As I’m sure everyone is aware, the world is currently in the midst of an outbreak of the coronavirus, with cases being recorded in a number of countries, including China, and Iran. In these countries, officials are working hard to contain the spread of the virus, and in some cases are having to close certain areas to the public.

One of the effected countries is Italy, which was just about to host the production team behind the Tom Cruise-starring, Mission: Impossible 7. The team were due to spend three weeks filming in Venice, but in light of the current situation these plans have now been postponed.


A spokesperson for Paramount (via The Hollywood Reporter) said: “Out of an abundance of caution for the safety and well-being of our cast and crew, and efforts of the local Venetian government to halt public gatherings in response to the threat of coronavirus, we are altering the production plan for our three-week shoot in Venice, the scheduled first leg of an extensive production for Mission: Impossible 7.

“During this hiatus we want to be mindful of the concerns of the crew and are allowing them to return home until production starts.

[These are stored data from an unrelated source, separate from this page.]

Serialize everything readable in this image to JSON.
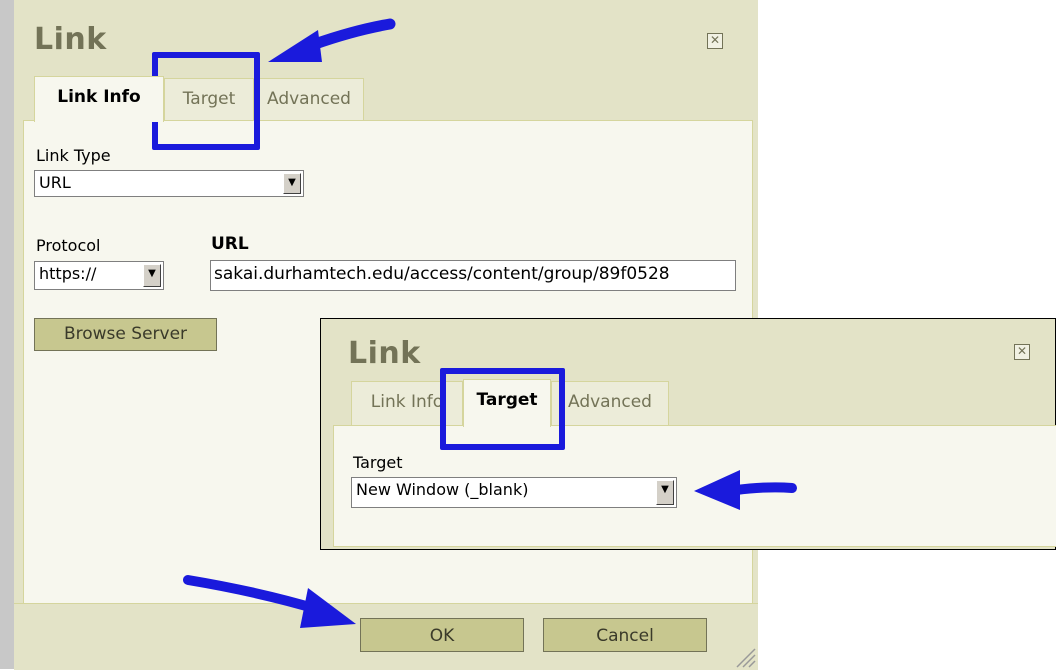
{
  "main_dialog": {
    "title": "Link",
    "close_glyph": "✕",
    "tabs": [
      {
        "label": "Link Info",
        "active": true
      },
      {
        "label": "Target",
        "active": false
      },
      {
        "label": "Advanced",
        "active": false
      }
    ],
    "link_type_label": "Link Type",
    "link_type_value": "URL",
    "protocol_label": "Protocol",
    "protocol_value": "https://",
    "url_label": "URL",
    "url_value": "sakai.durhamtech.edu/access/content/group/89f0528",
    "browse_server_label": "Browse Server",
    "ok_label": "OK",
    "cancel_label": "Cancel"
  },
  "inset_dialog": {
    "title": "Link",
    "close_glyph": "✕",
    "tabs": [
      {
        "label": "Link Info",
        "active": false
      },
      {
        "label": "Target",
        "active": true
      },
      {
        "label": "Advanced",
        "active": false
      }
    ],
    "target_label": "Target",
    "target_value": "New Window (_blank)"
  },
  "icons": {
    "dropdown": "▼",
    "arrow": "blue-arrow-icon",
    "resize": "resize-grip-icon"
  },
  "colors": {
    "dialog_bg": "#e3e3c7",
    "panel_bg": "#f7f7ee",
    "highlight": "#1a1adc",
    "button_bg": "#c7c78f"
  }
}
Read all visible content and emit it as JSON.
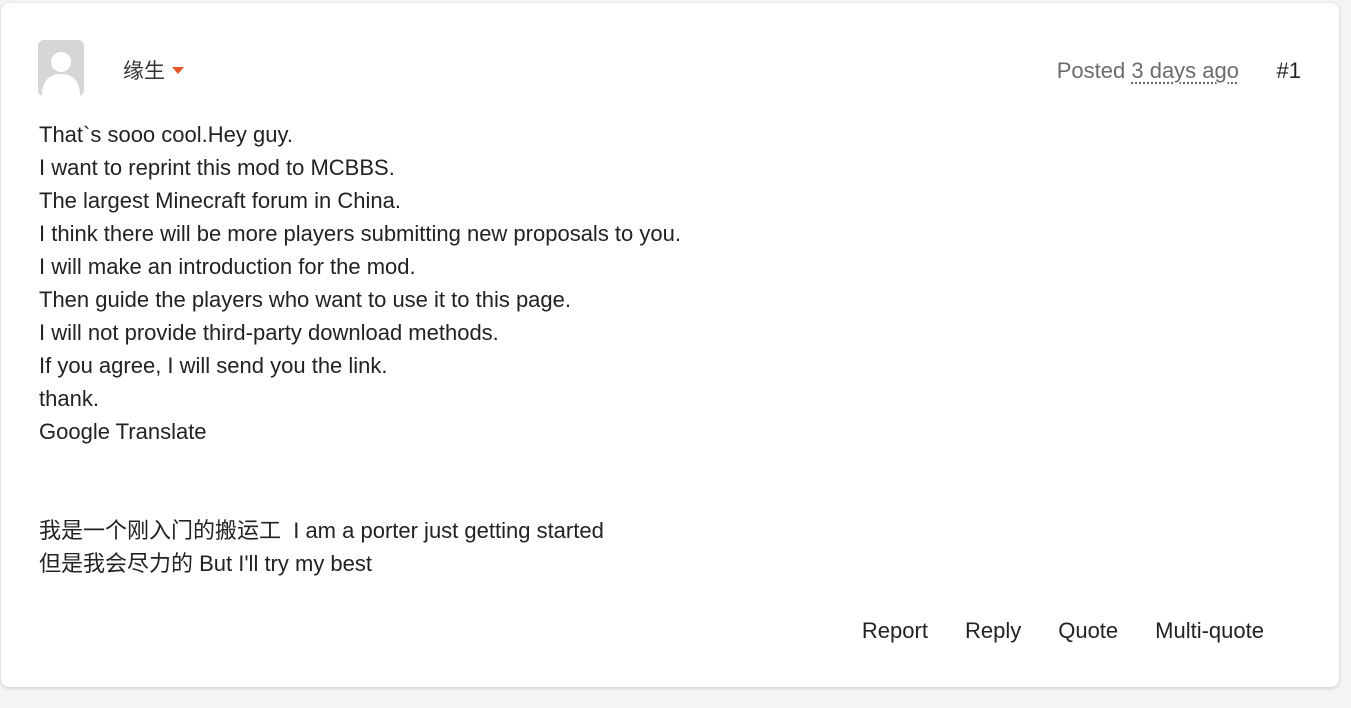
{
  "post": {
    "author": "缘生",
    "posted_prefix": "Posted",
    "posted_time": "3 days ago",
    "post_number": "#1",
    "lines": [
      "That`s sooo cool.Hey guy.",
      "I want to reprint this mod to MCBBS.",
      "The largest Minecraft forum in China.",
      "I think there will be more players submitting new proposals to you.",
      "I will make an introduction for the mod.",
      "Then guide the players who want to use it to this page.",
      "I will not provide third-party download methods.",
      "If you agree, I will send you the link.",
      "thank.",
      "Google Translate"
    ],
    "lines_after_break": [
      "我是一个刚入门的搬运工  I am a porter just getting started",
      "但是我会尽力的 But I'll try my best"
    ]
  },
  "actions": {
    "report": "Report",
    "reply": "Reply",
    "quote": "Quote",
    "multi_quote": "Multi-quote"
  },
  "colors": {
    "accent_caret": "#e8542c",
    "meta_text": "#6b6b6b",
    "body_text": "#222222"
  }
}
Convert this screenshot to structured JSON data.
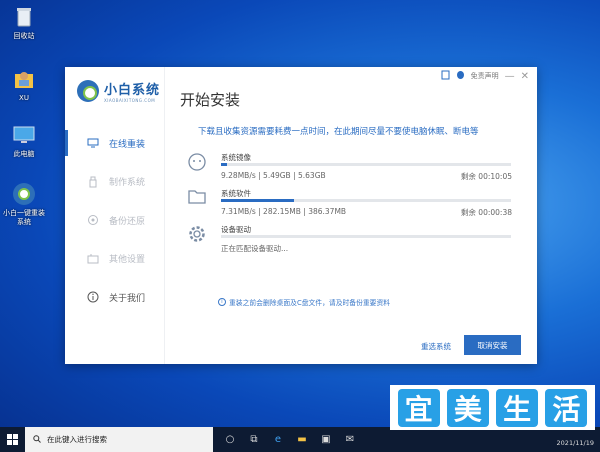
{
  "desktop": {
    "icons": [
      {
        "label": "回收站",
        "icon": "recycle-bin-icon"
      },
      {
        "label": "XU",
        "icon": "user-folder-icon"
      },
      {
        "label": "此电脑",
        "icon": "this-pc-icon"
      },
      {
        "label": "小白一键重装系统",
        "icon": "xiaobai-app-icon"
      }
    ]
  },
  "installer": {
    "logo": {
      "title": "小白系统",
      "subtitle": "XIAOBAIXITONG.COM"
    },
    "page_title": "开始安装",
    "topbar": {
      "disclaimer_label": "免责声明"
    },
    "nav": [
      {
        "label": "在线重装",
        "icon": "monitor-icon",
        "state": "active"
      },
      {
        "label": "制作系统",
        "icon": "usb-drive-icon",
        "state": "disabled"
      },
      {
        "label": "备份还原",
        "icon": "backup-icon",
        "state": "disabled"
      },
      {
        "label": "其他设置",
        "icon": "settings-box-icon",
        "state": "disabled"
      },
      {
        "label": "关于我们",
        "icon": "info-icon",
        "state": "normal"
      }
    ],
    "notice": "下载且收集资源需要耗费一点时间，在此期间尽量不要使电脑休眠、断电等",
    "tasks": [
      {
        "name": "系统镜像",
        "icon": "face-loading-icon",
        "progress": 0.02,
        "stats": "9.28MB/s | 5.49GB | 5.63GB",
        "time": "剩余 00:10:05"
      },
      {
        "name": "系统软件",
        "icon": "folder-icon",
        "progress": 0.25,
        "stats": "7.31MB/s | 282.15MB | 386.37MB",
        "time": "剩余 00:00:38"
      },
      {
        "name": "设备驱动",
        "icon": "gear-icon",
        "progress": 0.0,
        "stats": "正在匹配设备驱动...",
        "time": ""
      }
    ],
    "tip": "重装之前会删除桌面及C盘文件，请及时备份重要资料",
    "buttons": {
      "reselect": "重选系统",
      "cancel": "取消安装"
    }
  },
  "taskbar": {
    "search_placeholder": "在此键入进行搜索",
    "date": "2021/11/19"
  },
  "watermark": {
    "chars": [
      "宜",
      "美",
      "生",
      "活"
    ]
  },
  "colors": {
    "accent": "#2a6cc2",
    "taskbar": "#0d1b33",
    "watermark": "#28a0e6"
  }
}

We will continue to monitor this situation, and work alongside health and government officials as it evolves.”


Mission: Impossible 7 is being filmed back-to-back with Mission: Impossible 8, with the first film arriving in cinemas in 2021 and the second in 2022. It is believed that the hiatus will not effect the production schedule.

Image: ©Paramount Pictures

It is unclear what other productions will be affected by the coronavirus, and what this will mean for future releases. What is clear, is that the virus is effecting current releases, including Sonic the Hedgehog.

The film – which has already crossed $202 million according to Box Office Mojo – was due to make its cinematic debut in China this week, however, the screenings have now been put on hold. The Chinese box office is viewed as a very lucrative source of income to the movie industry, so the situation will be monitored very closely to decide if/when the film can be screened.